What Temperature Do Orchids Need?
You should consider many factors when focused on the right temperature for your orchid. Typically, orchids don’t handle temperatures above 90 degrees Fahrenheit (32°C) very well.
They’re often classified as cool-growing, warm-growing, or intermediate-growing. This indicates the lowest overnight temperature they can handle.
Warm-temperature orchids require an overnight temperature of at least 60 degrees Fahrenheit (15.5°C). Alternatively, cool-growing orchids can handle 50-degree temperatures (10°C) with ease.
Most orchids are used to experiencing big changes between the night-time and daytime temperatures. This can go up to 10 degrees, and most people don’t have that problem in their houses.
What You Can Do
Make sure that your orchid stays out of direct sunlight. However, you should also keep the plant away from peak temperatures if they go higher than 90 degrees (32°C).
It’s also important to ensure that they don’t get cold overnight. However, you can’t keep them at a stable temperature 24/7, or they aren’t going to thrive and bloom.
What Kind of Fertilizer to Use for Orchids
In general, orchids fare better with less fertilizer than too much.
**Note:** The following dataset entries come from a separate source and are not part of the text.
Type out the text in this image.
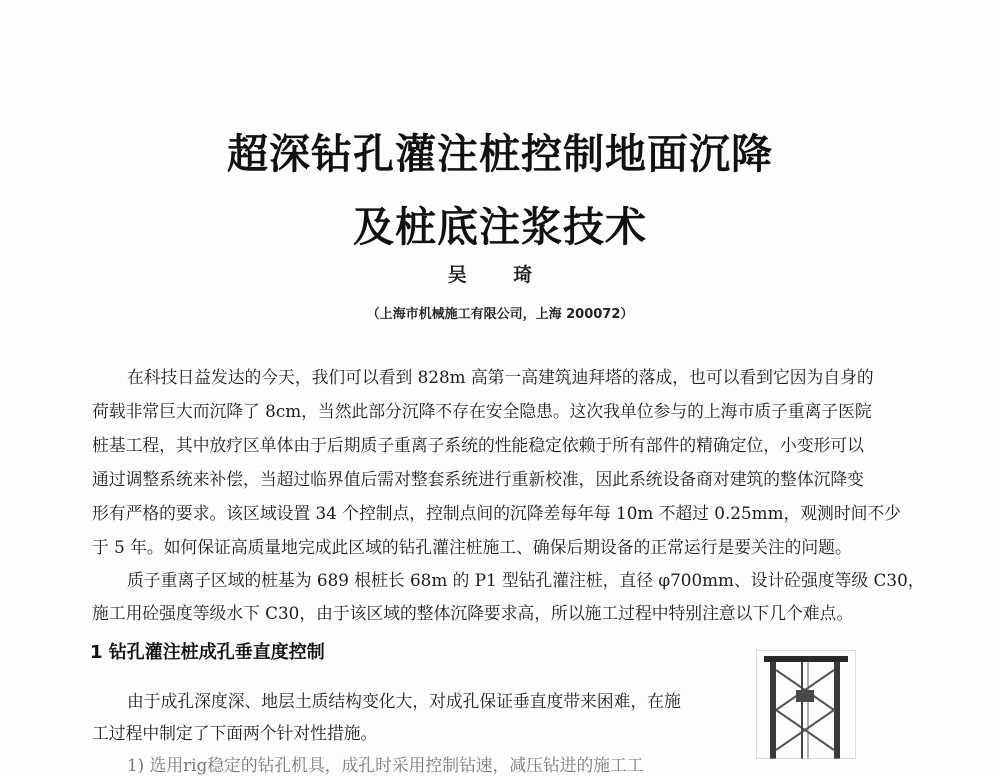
超深钻孔灌注桩控制地面沉降
及桩底注浆技术
吴 琦
（上海市机械施工有限公司，上海 200072）
在科技日益发达的今天，我们可以看到 828m 高第一高建筑迪拜塔的落成，也可以看到它因为自身的
荷载非常巨大而沉降了 8cm，当然此部分沉降不存在安全隐患。这次我单位参与的上海市质子重离子医院
桩基工程，其中放疗区单体由于后期质子重离子系统的性能稳定依赖于所有部件的精确定位，小变形可以
通过调整系统来补偿，当超过临界值后需对整套系统进行重新校准，因此系统设备商对建筑的整体沉降变
形有严格的要求。该区域设置 34 个控制点，控制点间的沉降差每年每 10m 不超过 0.25mm，观测时间不少
于 5 年。如何保证高质量地完成此区域的钻孔灌注桩施工、确保后期设备的正常运行是要关注的问题。
质子重离子区域的桩基为 689 根桩长 68m 的 P1 型钻孔灌注桩，直径 φ700mm、设计砼强度等级 C30，
施工用砼强度等级水下 C30，由于该区域的整体沉降要求高，所以施工过程中特别注意以下几个难点。
1 钻孔灌注桩成孔垂直度控制
由于成孔深度深、地层土质结构变化大，对成孔保证垂直度带来困难，在施
工过程中制定了下面两个针对性措施。
1) 选用rig稳定的钻孔机具，成孔时采用控制钻速，减压钻进的施工工
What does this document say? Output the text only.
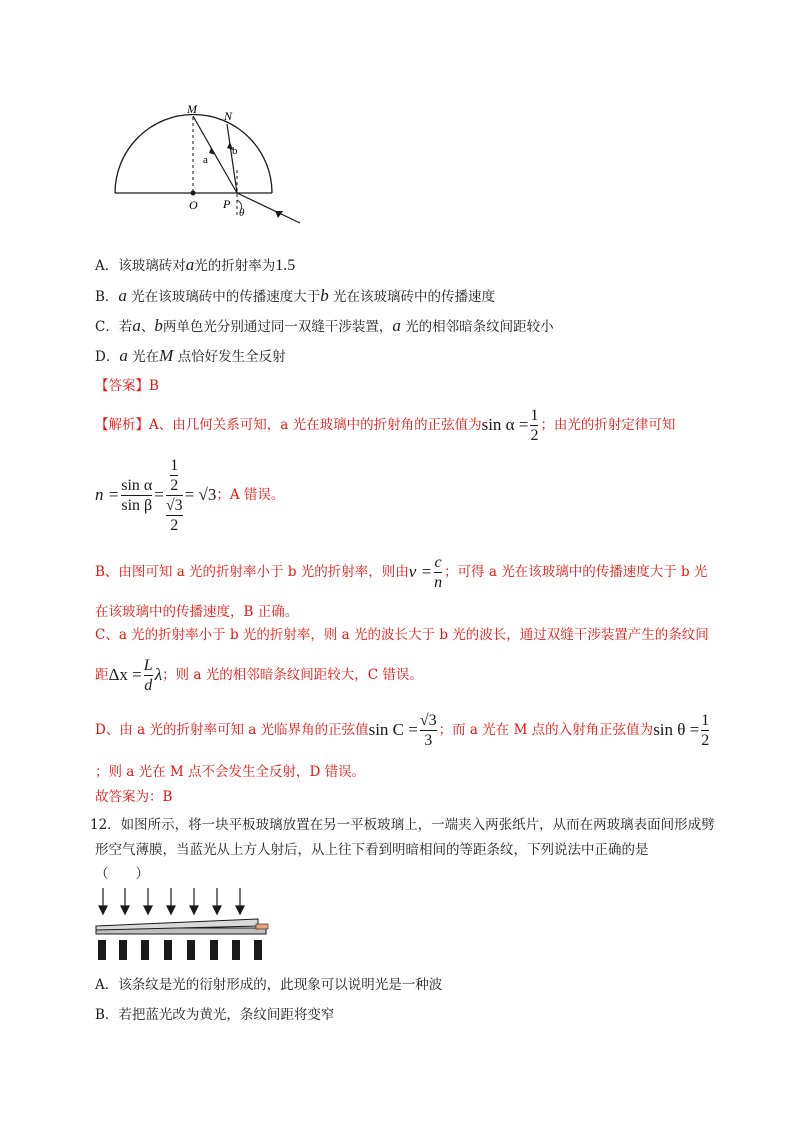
M N
a
b
O P
θ
A．该玻璃砖对a光的折射率为1.5
B．a 光在该玻璃砖中的传播速度大于b 光在该玻璃砖中的传播速度
C．若a、b两单色光分别通过同一双缝干涉装置，a 光的相邻暗条纹间距较小
D．a 光在M 点恰好发生全反射
【答案】B
【解析】 A、由几何关系可知，a 光在玻璃中的折射角的正弦值为 $\sin \alpha = \frac{1}{2}$ ；由光的折射定律可知
$n = \frac{\text{sin α}}{\text{sin β}} = \frac{\frac{1}{2}}{\frac{√3}{2}} = √3$ ；A 错误。
B、由图可知 a 光的折射率小于 b 光的折射率，则由 $v = \frac{c}{n}$ ；可得 a 光在该玻璃中的传播速度大于 b 光
在该玻璃中的传播速度，B 正确。
C、a 光的折射率小于 b 光的折射率，则 a 光的波长大于 b 光的波长，通过双缝干涉装置产生的条纹间
距 $\Delta x = \frac{L}{d}$ λ ；则 a 光的相邻暗条纹间距较大，C 错误。
D、由 a 光的折射率可知 a 光临界角的正弦值 $\sin C = \frac{√3}{3}$ ；而 a 光在 M 点的入射角正弦值为 $\sin \theta = \frac{1}{2}$
；则 a 光在 M 点不会发生全反射，D 错误。
故答案为：B
12．如图所示，将一块平板玻璃放置在另一平板玻璃上，一端夹入两张纸片，从而在两玻璃表面间形成劈
形空气薄膜，当蓝光从上方人射后，从上往下看到明暗相间的等距条纹，下列说法中正确的是
（　　）
A．该条纹是光的衍射形成的，此现象可以说明光是一种波
B．若把蓝光改为黄光，条纹间距将变窄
However, you should feed them with a fertilizer designed for orchids.
We recommend a 10-10-10 formula. This means it has equal parts of potassium, phosphorus, and nitrogen. Make sure that the fertilizer doesn’t contain urea.
What You Can Do
You should buy a water-soluble fertilizer. Make sure it’s diluted to roughly ¼ its strength, and use it weekly when you water the plant.
With appropriate care, your orchid is going to bloom at least once a year, but it could go three times. It’s a good idea to find out what orchid species you have. That way, you know its flowering frequency, watering requirements, and light needs.
Once you’ve figured out the best care regimen for your orchid, you know what to do. That way, you can experience the fragrance and beauty of them all year long.